The reagents most commonly in use are caustic potash, generally indicated by K; hypochlorite of calcium or bleaching powder by CaCl; and a solution of iodine by I. The sign + signifies a colour reaction, while- indicates that no change has followed the application of the test solution. Double signs ⁺₊ or any similar variation indicate the upper or lower parts of the thallus affected by the reagent. In some instances the reaction only follows after the employment of two reagents represented thus: K(CaCl)+. In such a case the potash breaks up the particular acid and compounds are formed which become red, orange, etc., on the subsequent application of hypochlorite of lime.

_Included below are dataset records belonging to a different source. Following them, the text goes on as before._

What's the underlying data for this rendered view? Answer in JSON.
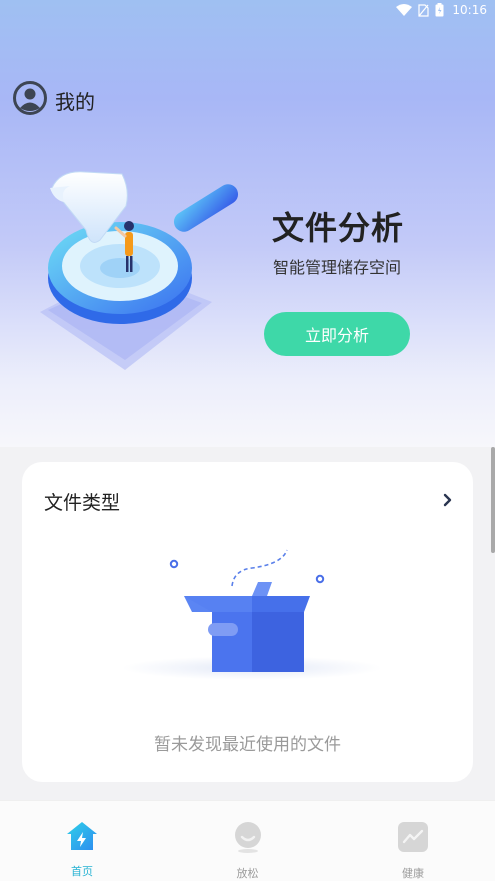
{
  "status_bar": {
    "time": "10:16"
  },
  "profile": {
    "label": "我的"
  },
  "hero": {
    "title": "文件分析",
    "subtitle": "智能管理储存空间",
    "button_label": "立即分析"
  },
  "file_types_card": {
    "title": "文件类型",
    "empty_text": "暂未发现最近使用的文件"
  },
  "bottom_nav": {
    "items": [
      {
        "label": "首页",
        "icon": "home-bolt-icon",
        "active": true
      },
      {
        "label": "放松",
        "icon": "relax-face-icon",
        "active": false
      },
      {
        "label": "健康",
        "icon": "health-chart-icon",
        "active": false
      }
    ]
  },
  "colors": {
    "accent": "#3ed8a8",
    "nav_active": "#29b3d3",
    "nav_inactive": "#9b9b9b"
  }
}
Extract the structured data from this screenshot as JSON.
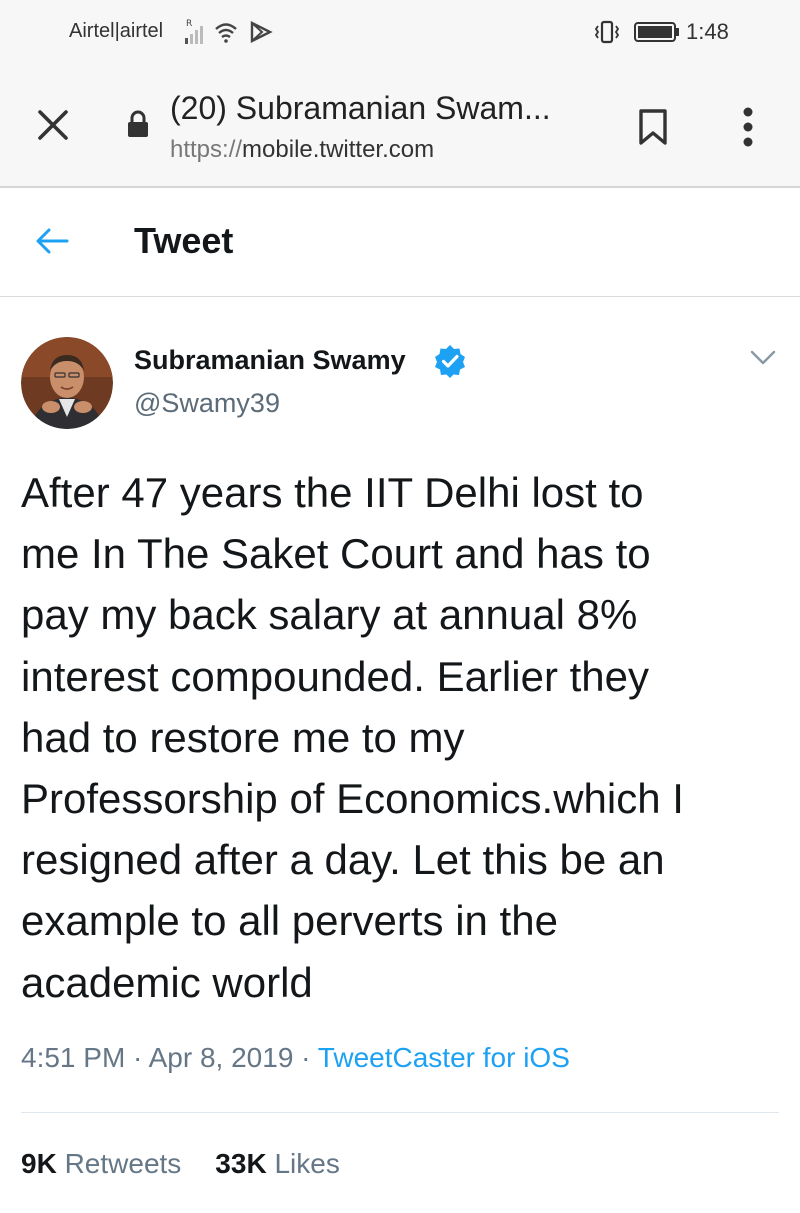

As an instance of the value of chemical tests, Zopf cites the reaction of hypochlorite of lime on the thallus of four different species of Gyrophora, the “tripe de roche”:—

Gyrophora torrefacta	CaCl ⁻₊.
” polyrhiza CaCl	⁺₊.
” proboscidea CaCl	⁺₋.
” erosa CaCl	⁻₋.

It must however be borne in mind that these species are well differentiated and can be recognized, without difficulty, by their morphological characters. Experienced systematists like Weddell refuse to accept the tests unless they are supported by true morphological distinctions, as the reactions are not sufficiently constant.

G. Chemical Reactions in Nature

Similar colour changes may often be observed in nature. The acids of the exposed thallus cortex are not unfrequently split up by the gradual action of the ammonia in the atmosphere, one of the compounds thus set free being at the same time coloured by the alkali. Thus salazinic acid, a constituent of several of our native Parmeliae, is broken up into carbonic acid and salazininic acid, the latter taking a red colour. Fumarprotocetraric acid is acted on somewhat similarly, and the red colour may be seen in Cetraria at the base of the thallus where contact with soil containing ammonia has affected the outer cortex of the plant. The same results are produced still more effectively when the lichen comes into contact with animal excrement.

Gummy exudations from trees which are more or less ammoniacal may also act on the thallus and form red-coloured products on contact with the acids present. Lecanora (Aspicilia) cinerea is so easily affected by alkalies that a thin section left exposed may become red in time owing to the ammonia in the atmosphere.